Generell wurde auch durch die Plädoyers der insgesamt neun Verteidiger ein vollkommen anderes Bild von Anna-Sophia heraufbeschworen – das einer Lügnerin mit einer labilen Persönlichkeit, die aus einem "Loyalitätskonflikt" heraus den Leuten (bzw. den Behörden) das erzählt hatte, was diese hören wollten. Dem einen oder anderen Zuhörer kam da sicher der Gedanke einer Täter-Opfer-Umkehr.
Als weiterer "Beweis" dafür, dass Anna-Sophia nicht die Wahrheit gesagt hatte und die sexuellen Handlungen einvernehmlich waren, wurde auch eine Chat-Nachricht an ihren Ex-Freund (18) angeführt. Nachdem dieser von den sexuellen Handlungen mit den anderen Burschen erfahren hatte und sich von der 12-Jährigen trennen wollte, schrieb sie: "Junge, ich bereue es. Ich mach' das nie wieder, was in der Vergangenheit passiert ist. Bitte lass uns reden." Da half auch die Aussage des Ex-Freundes – er wies im Prozess große Erinnerungslücken auf – zu den Vorfällen nicht: "Sie hat mir gesagt, dass sie es nicht wollte."
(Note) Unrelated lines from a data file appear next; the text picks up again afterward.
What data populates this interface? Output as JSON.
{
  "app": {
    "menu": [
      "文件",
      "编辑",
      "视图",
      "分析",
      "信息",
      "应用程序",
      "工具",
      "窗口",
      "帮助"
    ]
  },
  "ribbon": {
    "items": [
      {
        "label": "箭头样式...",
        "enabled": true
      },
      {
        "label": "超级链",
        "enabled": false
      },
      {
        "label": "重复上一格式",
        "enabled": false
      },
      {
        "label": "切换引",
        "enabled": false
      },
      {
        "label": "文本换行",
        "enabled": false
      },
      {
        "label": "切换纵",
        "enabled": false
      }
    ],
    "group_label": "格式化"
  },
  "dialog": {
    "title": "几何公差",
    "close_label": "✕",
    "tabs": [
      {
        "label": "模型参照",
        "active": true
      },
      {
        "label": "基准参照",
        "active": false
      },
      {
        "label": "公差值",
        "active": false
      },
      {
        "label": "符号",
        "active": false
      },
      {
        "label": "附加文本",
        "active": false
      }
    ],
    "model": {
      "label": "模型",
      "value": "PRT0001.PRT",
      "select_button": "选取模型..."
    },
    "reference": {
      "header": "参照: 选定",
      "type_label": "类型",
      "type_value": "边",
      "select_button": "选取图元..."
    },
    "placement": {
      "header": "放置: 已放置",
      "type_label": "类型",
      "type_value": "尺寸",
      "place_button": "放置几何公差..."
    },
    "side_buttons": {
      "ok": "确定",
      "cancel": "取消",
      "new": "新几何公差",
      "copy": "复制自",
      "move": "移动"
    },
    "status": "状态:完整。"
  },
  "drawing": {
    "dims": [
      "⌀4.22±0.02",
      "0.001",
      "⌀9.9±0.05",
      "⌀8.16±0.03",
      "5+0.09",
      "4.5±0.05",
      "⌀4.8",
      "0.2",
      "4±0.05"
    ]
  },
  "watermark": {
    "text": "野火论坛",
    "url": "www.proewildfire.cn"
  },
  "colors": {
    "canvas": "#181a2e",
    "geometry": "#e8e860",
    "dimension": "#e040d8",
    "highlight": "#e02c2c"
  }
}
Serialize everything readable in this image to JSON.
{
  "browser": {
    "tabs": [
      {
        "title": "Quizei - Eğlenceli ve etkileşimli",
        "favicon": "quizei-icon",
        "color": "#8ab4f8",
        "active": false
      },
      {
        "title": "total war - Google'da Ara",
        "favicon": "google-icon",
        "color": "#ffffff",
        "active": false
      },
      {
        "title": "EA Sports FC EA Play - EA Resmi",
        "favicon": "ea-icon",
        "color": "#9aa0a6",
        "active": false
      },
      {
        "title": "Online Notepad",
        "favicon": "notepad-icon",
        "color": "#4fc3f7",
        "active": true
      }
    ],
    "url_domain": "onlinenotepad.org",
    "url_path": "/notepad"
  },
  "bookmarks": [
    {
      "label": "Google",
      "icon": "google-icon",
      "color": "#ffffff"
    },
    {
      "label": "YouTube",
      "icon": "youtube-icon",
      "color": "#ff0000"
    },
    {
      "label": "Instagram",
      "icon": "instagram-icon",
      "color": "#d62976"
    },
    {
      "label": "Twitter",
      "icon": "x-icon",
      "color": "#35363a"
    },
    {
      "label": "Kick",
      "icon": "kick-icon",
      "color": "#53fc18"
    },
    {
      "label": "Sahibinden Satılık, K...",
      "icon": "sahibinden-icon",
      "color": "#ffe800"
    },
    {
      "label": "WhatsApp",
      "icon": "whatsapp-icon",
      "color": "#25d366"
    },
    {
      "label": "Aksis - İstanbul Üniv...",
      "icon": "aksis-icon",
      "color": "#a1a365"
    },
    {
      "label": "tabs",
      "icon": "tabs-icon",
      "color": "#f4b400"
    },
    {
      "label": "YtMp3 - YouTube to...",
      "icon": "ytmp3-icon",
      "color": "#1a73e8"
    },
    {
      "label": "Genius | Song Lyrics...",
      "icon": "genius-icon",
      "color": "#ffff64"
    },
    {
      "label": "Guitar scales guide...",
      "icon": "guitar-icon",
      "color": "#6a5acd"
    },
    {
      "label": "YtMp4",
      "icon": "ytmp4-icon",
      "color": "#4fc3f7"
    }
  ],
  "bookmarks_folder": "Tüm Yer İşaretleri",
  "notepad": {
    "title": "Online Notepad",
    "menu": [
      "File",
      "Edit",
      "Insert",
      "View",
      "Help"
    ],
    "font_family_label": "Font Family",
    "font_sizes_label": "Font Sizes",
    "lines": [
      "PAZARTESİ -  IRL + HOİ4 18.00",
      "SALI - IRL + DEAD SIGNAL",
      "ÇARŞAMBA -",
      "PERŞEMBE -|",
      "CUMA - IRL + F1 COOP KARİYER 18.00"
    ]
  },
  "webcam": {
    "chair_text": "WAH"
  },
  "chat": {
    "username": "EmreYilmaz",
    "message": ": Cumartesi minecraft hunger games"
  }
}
Weiters wurde ins Treffen geführt, dass Anna-Sophia in der ersten Polizeiaussage und später dann in der kontradiktorischen Vernehmung unterschiedliche Aussagen gemacht hatte – somit wurde die Glaubwürdigkeit des Mädchens stark angezweifelt.
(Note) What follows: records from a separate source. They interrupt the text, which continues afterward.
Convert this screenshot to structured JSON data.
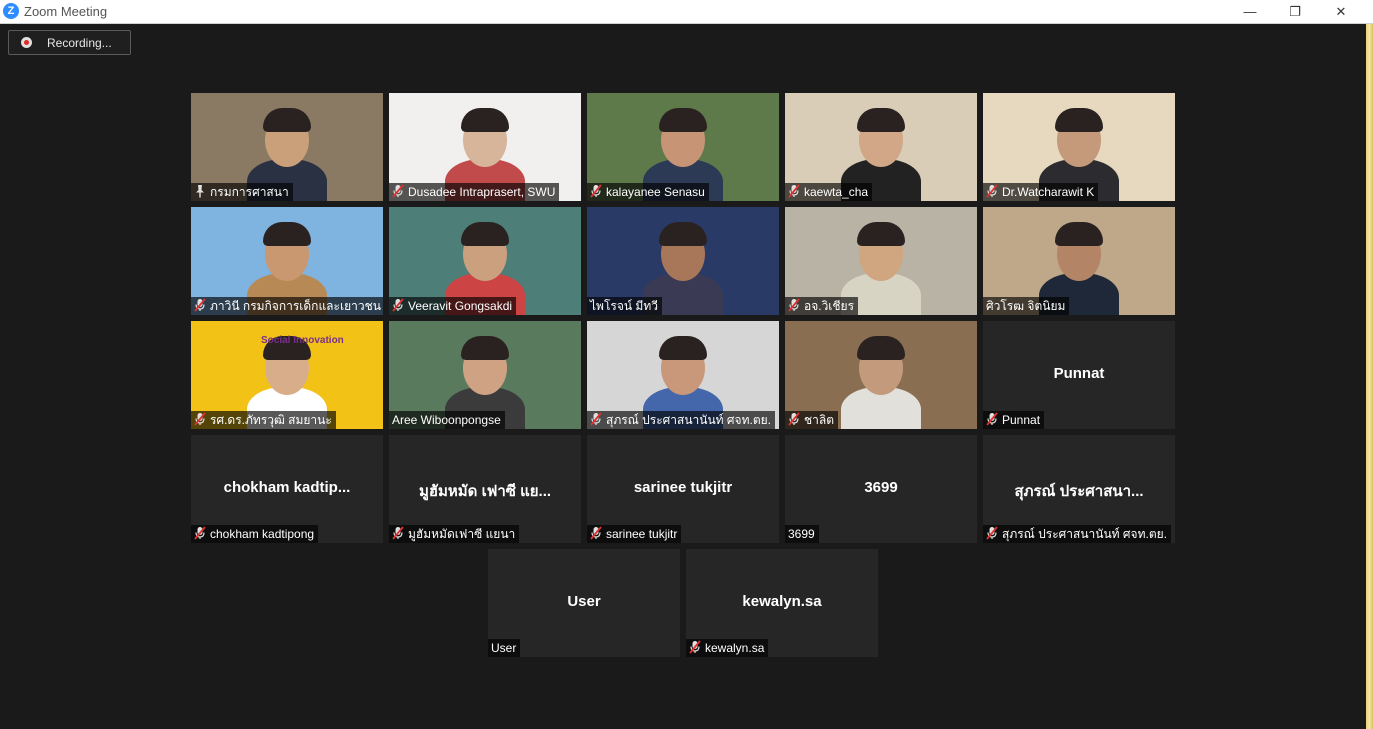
{
  "window": {
    "title": "Zoom Meeting",
    "logo_letter": "Z"
  },
  "controls": {
    "minimize": "—",
    "restore": "❐",
    "close": "✕"
  },
  "recording": {
    "label": "Recording..."
  },
  "participants": [
    {
      "tag": "กรมการศาสนา",
      "big": "",
      "muted": false,
      "pinned": true,
      "video": true,
      "bg": "#8a7a63",
      "skin": "#c9a07a",
      "cloth": "#2a3142"
    },
    {
      "tag": "Dusadee Intraprasert, SWU",
      "big": "",
      "muted": true,
      "video": true,
      "bg": "#f2f0ee",
      "skin": "#d7b59b",
      "cloth": "#c14a4a"
    },
    {
      "tag": "kalayanee Senasu",
      "big": "",
      "muted": true,
      "video": true,
      "bg": "#5f7a4a",
      "skin": "#c89476",
      "cloth": "#2d3a56"
    },
    {
      "tag": "kaewta_cha",
      "big": "",
      "muted": true,
      "video": true,
      "bg": "#d9cdb8",
      "skin": "#d1a787",
      "cloth": "#222222"
    },
    {
      "tag": "Dr.Watcharawit K",
      "big": "",
      "muted": true,
      "video": true,
      "bg": "#e6d9c0",
      "skin": "#c49a7a",
      "cloth": "#2b2b30"
    },
    {
      "tag": "ภาวินี กรมกิจการเด็กและเยาวชน",
      "big": "",
      "muted": true,
      "video": true,
      "bg": "#7fb3e0",
      "skin": "#c99870",
      "cloth": "#b78a55"
    },
    {
      "tag": "Veeravit Gongsakdi",
      "big": "",
      "muted": true,
      "video": true,
      "bg": "#4d7e78",
      "skin": "#caa07e",
      "cloth": "#c44"
    },
    {
      "tag": "ไพโรจน์ มีทวี",
      "big": "",
      "muted": false,
      "video": true,
      "active": true,
      "bg": "#2a3a66",
      "skin": "#a8775a",
      "cloth": "#3a3a55"
    },
    {
      "tag": "อจ.วิเชียร",
      "big": "",
      "muted": true,
      "video": true,
      "bg": "#b9b3a6",
      "skin": "#d0a681",
      "cloth": "#d8d4c4"
    },
    {
      "tag": "ศิวโรฒ จิตนิยม",
      "big": "",
      "muted": false,
      "video": true,
      "bg": "#bfa889",
      "skin": "#b38465",
      "cloth": "#1e2838"
    },
    {
      "tag": "รศ.ดร.ภัทรวุฒิ สมยานะ",
      "big": "",
      "muted": true,
      "video": true,
      "bg": "#f2c316",
      "skin": "#d8ae8a",
      "cloth": "#ffffff",
      "overlay": "Social Innovation"
    },
    {
      "tag": "Aree Wiboonpongse",
      "big": "",
      "muted": false,
      "video": true,
      "bg": "#5a7a5e",
      "skin": "#cfa283",
      "cloth": "#3b3b3b"
    },
    {
      "tag": "สุภรณ์ ประศาสนานันท์ ศจท.ตย.",
      "big": "",
      "muted": true,
      "video": true,
      "bg": "#d6d6d6",
      "skin": "#c9977a",
      "cloth": "#4466aa"
    },
    {
      "tag": "ชาลิต",
      "big": "",
      "muted": true,
      "video": true,
      "bg": "#8a6e52",
      "skin": "#c39a7c",
      "cloth": "#e2e0da"
    },
    {
      "tag": "Punnat",
      "big": "Punnat",
      "muted": true,
      "video": false
    },
    {
      "tag": "chokham kadtipong",
      "big": "chokham  kadtip...",
      "muted": true,
      "video": false
    },
    {
      "tag": "มูฮัมหมัดเฟาซี แยนา",
      "big": "มูฮัมหมัด เฟาซี แย...",
      "muted": true,
      "video": false
    },
    {
      "tag": "sarinee tukjitr",
      "big": "sarinee tukjitr",
      "muted": true,
      "video": false
    },
    {
      "tag": "3699",
      "big": "3699",
      "muted": false,
      "video": false
    },
    {
      "tag": "สุภรณ์ ประศาสนานันท์ ศจท.ตย.",
      "big": "สุภรณ์ ประศาสนา...",
      "muted": true,
      "video": false
    },
    {
      "tag": "User",
      "big": "User",
      "muted": false,
      "video": false
    },
    {
      "tag": "kewalyn.sa",
      "big": "kewalyn.sa",
      "muted": true,
      "video": false
    }
  ]
}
Gegen diese Darstellung von Anna-Sophia und der Allmacht der gegnerischen Verteidiger, die teils emotionale Reden schwangen ("Das ganze Verfahren ist ein Rohrkrepierer") stand auch Opfer-Anwalt Sascha Flatz fast auf verlorenem Posten: "Wir reden hier von einem 12-jährigen Kind! Kein Kind hat freiwillig Sex mit acht Typen in einem Hotelzimmer, die dabei auch noch zuschauen. Ein Nein ist ein Nein."
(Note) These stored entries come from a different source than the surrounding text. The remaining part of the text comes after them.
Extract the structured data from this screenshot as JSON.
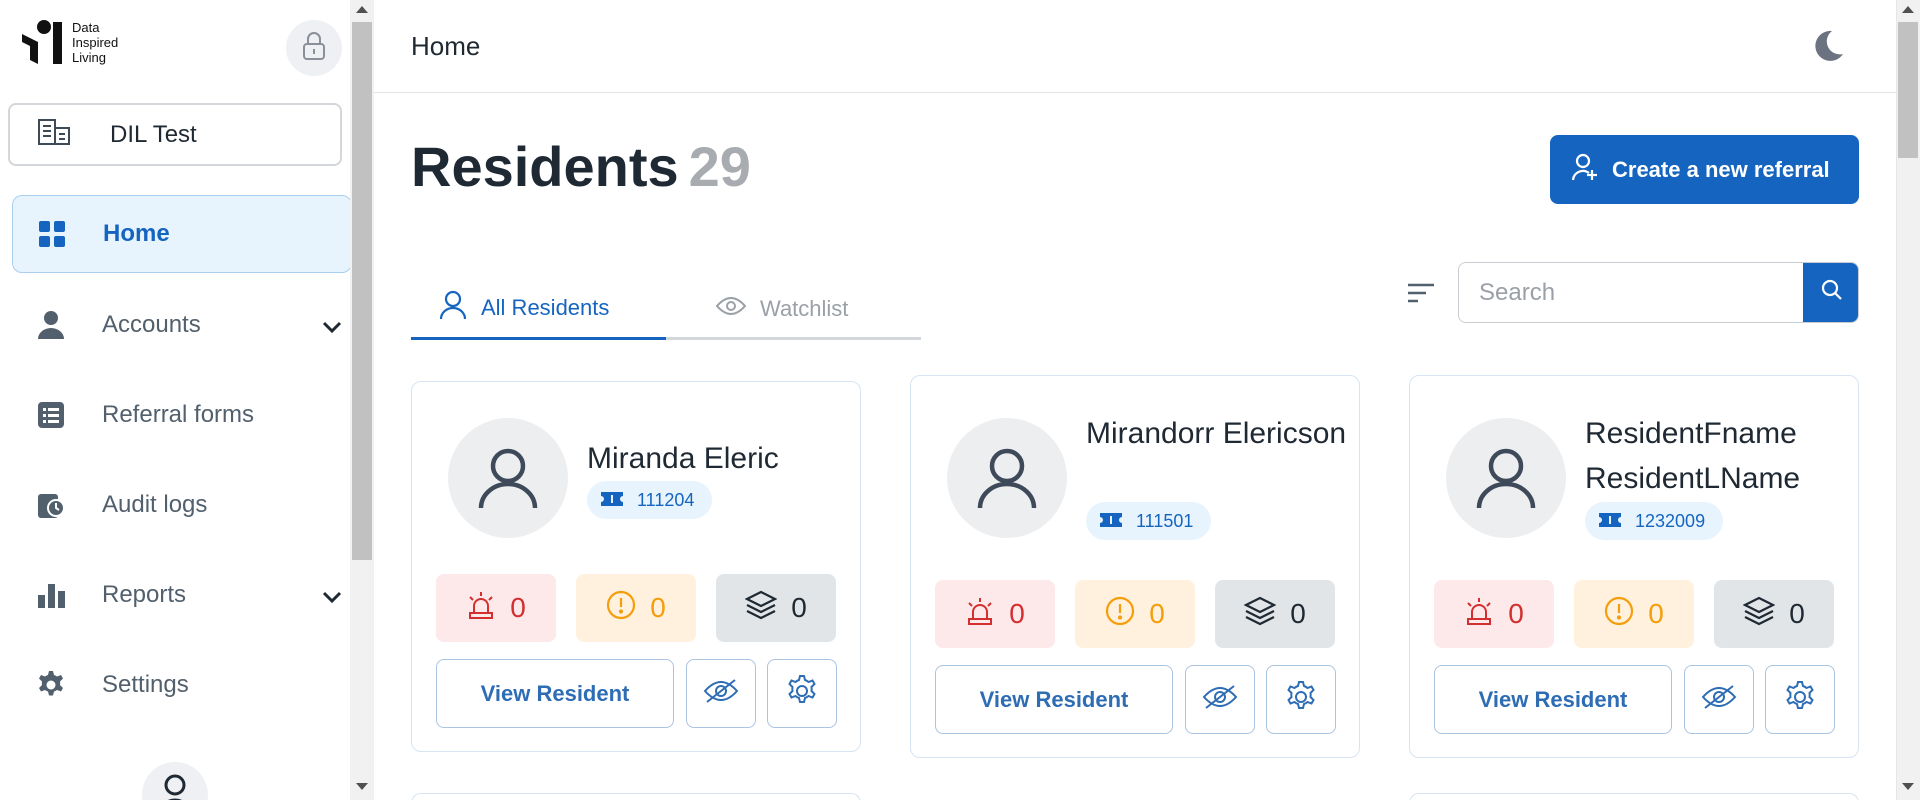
{
  "logo": {
    "line1": "Data",
    "line2": "Inspired",
    "line3": "Living"
  },
  "org": {
    "name": "DIL Test"
  },
  "nav": [
    {
      "label": "Home",
      "icon": "grid-icon",
      "active": true
    },
    {
      "label": "Accounts",
      "icon": "person-icon",
      "expandable": true
    },
    {
      "label": "Referral forms",
      "icon": "list-icon"
    },
    {
      "label": "Audit logs",
      "icon": "audit-icon"
    },
    {
      "label": "Reports",
      "icon": "bar-chart-icon",
      "expandable": true
    },
    {
      "label": "Settings",
      "icon": "gear-icon"
    }
  ],
  "header": {
    "title": "Home"
  },
  "page": {
    "title": "Residents",
    "count": "29"
  },
  "actions": {
    "create_label": "Create a new referral"
  },
  "tabs": [
    {
      "label": "All Residents",
      "active": true
    },
    {
      "label": "Watchlist"
    }
  ],
  "search": {
    "placeholder": "Search",
    "value": ""
  },
  "residents": [
    {
      "name": "Miranda Eleric",
      "id": "111204",
      "alerts": "0",
      "warnings": "0",
      "layers": "0",
      "view_label": "View Resident"
    },
    {
      "name": "Mirandorr Elericson",
      "id": "111501",
      "alerts": "0",
      "warnings": "0",
      "layers": "0",
      "view_label": "View Resident"
    },
    {
      "name": "ResidentFname ResidentLName",
      "id": "1232009",
      "alerts": "0",
      "warnings": "0",
      "layers": "0",
      "view_label": "View Resident"
    }
  ],
  "colors": {
    "primary": "#1565c0",
    "alert": "#d32f2f",
    "warning": "#f59e0b",
    "active_bg": "#e8f4fd"
  }
}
Und damit traf Flatz genau den Knackpunkt: Denn sowohl die Schöffen als auch der Richter zweifelten den Zwang der sexuellen Handlungen an – obwohl Anna-Sophia ausgesagt hatte, dass sie immer "Nein" oder "Ich will das nicht" gesagt hatte. Auch, dass die Angeklagten laut Anna-Sophia ihre Gewaltbereitschaft hervorhoben und sie daher Angst vor ihnen hatte, wurde nicht berücksichtigt. Der Prozess endete daher mit Freisprüchen für alle.
In der Urteilsbegründung gibt der Schöffensenat an, dass es in den Angaben von Anna-Sophia große Widersprüche gab, "insbesondere zwischen den bei der Polizei getätigten Aussagen und jenen im Rahmen der kontradiktorischen Einvernahme vor Gericht. Auch die eingesehenen Chatverläufe verstärkten diesen Eindruck. Eine im Hauptverfahren gehörte Zeugin, die damals engen Kontakt mit dem Mädchen hatte, bestätigte die Schilderungen ebenfalls nicht, vielmehr berichtete sie, dass ihre Freundin zwar von sexuellen Handlungen, aber weder von Gewalt noch von Vorfällen gegen ihren Willen erzählt habe."
Für Opfer-Anwalt Sascha Flatz ist das Urteil völlig unverständlich: "Vor allem der Vorfall im Hotel wurde völlig außer Acht gelassen." Für die Mutter von Anna-Sophia sind die Freisprüche nicht nur eine Katastrophe, sondern auch ein völlig falsches Signal: "Auch, wenn das Verhalten der Burschen rechtlich nicht bestraft wird, moralisch war es einfach nicht in Ordnung." Was beim Prozess offensichtlich wurde: Wirkliche Schuldeinsicht gab es offenbar bei keinem der Burschen.